Diner clustering: Now that we have restaurant clusters, we use them as an input for the diner clustering as a proxy for their past bookings, transactions and RDP views, along with the membership column, the number of occurrences, and the time preference. For example, let’s say a diner has made just 2 transactions on the app, both being in bars. And I happen to know that all bars lie in restaurant cluster 5. So for this diner, a very high weightage will be given to restaurant cluster 5, and the other restaurant clusters will get 0 weightage( the cell value of the rows are normalised, so they add up to 1 ). Now if this diner would have had transactions or bookings in restaurants of other clusters too, then the weightage would have been assigned proportionately.

Using these parameters, the K-means algorithm would help us cluster diners with similar tastes together, giving us the affinities of each diner cluster towards certain restaurant clusters.

Let’s take a sample chart below to understand this better.

In the above picture, the row index shows the diner clusters and the column index shows restaurant clusters, the ones we got in step 1. I can look at this diagram and say that for the diners in diner cluster 1, the diners have a very high affinity towards restaurants in cluster number 5 (you can see the value as 0.8967). The affinity towards the rest of the clusters is not very high. Now Label 5 restaurants happen to be bars, so I know that the diners in this cluster happen to prefer bars, and we would suggest bars to these diners.

In this way, we are able to create user personas for the diners, and we can get to understand the diners better.

Based on your activity carousel

Using the restaurant and diner clusters that we got above, we introduced a new carousel on the homepage, the “Based on your activity” carousel in January 2022.

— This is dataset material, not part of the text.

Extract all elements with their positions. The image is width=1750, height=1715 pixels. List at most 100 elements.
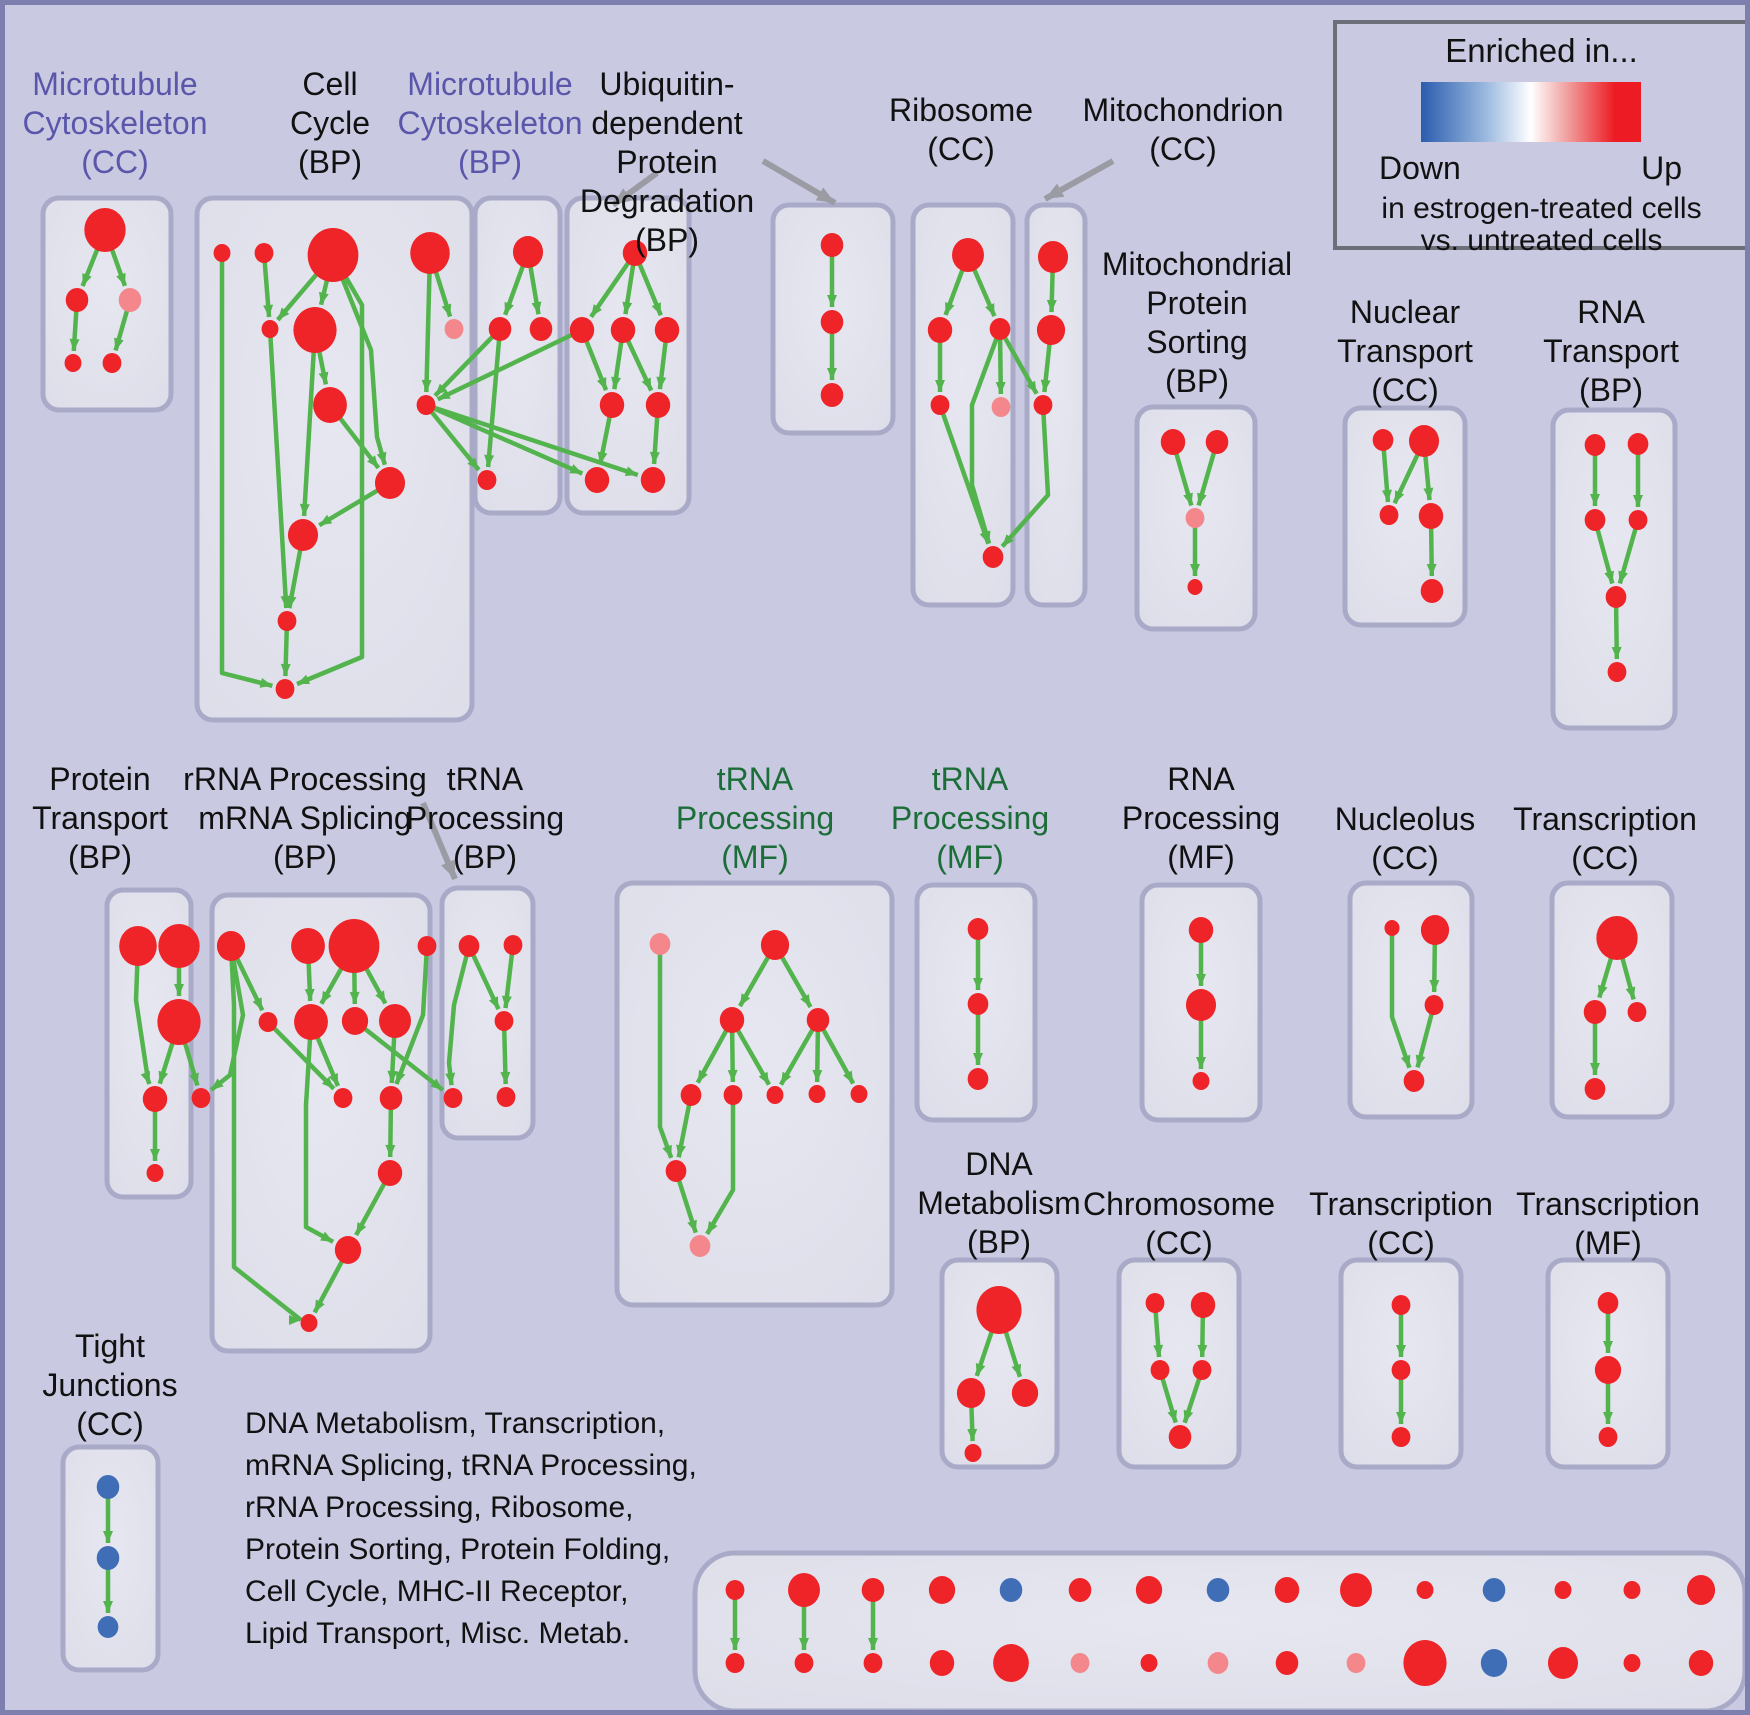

If there is a diner whose data we already have in our database, the diner is clustered in one of the buckets. Based on the affinity that the diner has towards the restaurant clusters, the restaurants are recommended to them in the carousel.

In order to monitor the performance of the carousel, the main metric that we are looking at is the CTR (or the click-through rate). The CTR is basically given by (clicks/impressions) x 100. The carousel has been performing well on this front. In the months of Feb and March, this was the top-performing carousel, with the highest CTR, above the “Restaurants near you” carousel by 1.46 percentage points!

Another metric that we’re looking at is the transaction funnel, starting right from the carousel interaction to the payment. The catch here is that the user might not make the payment in the very same session as their banner interaction. So we consider 3-day and 7-day conversion funnels. If there is a diner that interacted with the carousel and looked at a certain restaurant, and they transact in that restaurant in the next 3 days or 7 days, they are considered as a converted diner. In this metric too, the banner has been performing increasingly well, with both the 3-day and 7-day conversions up by around 2 percentage points.

Currently, we have implemented the carousel in Delhi, Bangalore, Mumbai, and Hyderabad. We are planning to roll it out for the other cities as well once we have good results for these, and it is sufficiently enhanced.

Next Steps

This is a decent performing carousel, but there is still a lot more we can do in order to improve its performance. We are planning to add other data points such as favourites, search bar usage and rating data to enhance the model, and I will keep you posted with the progress that we make. I hope you enjoyed the read.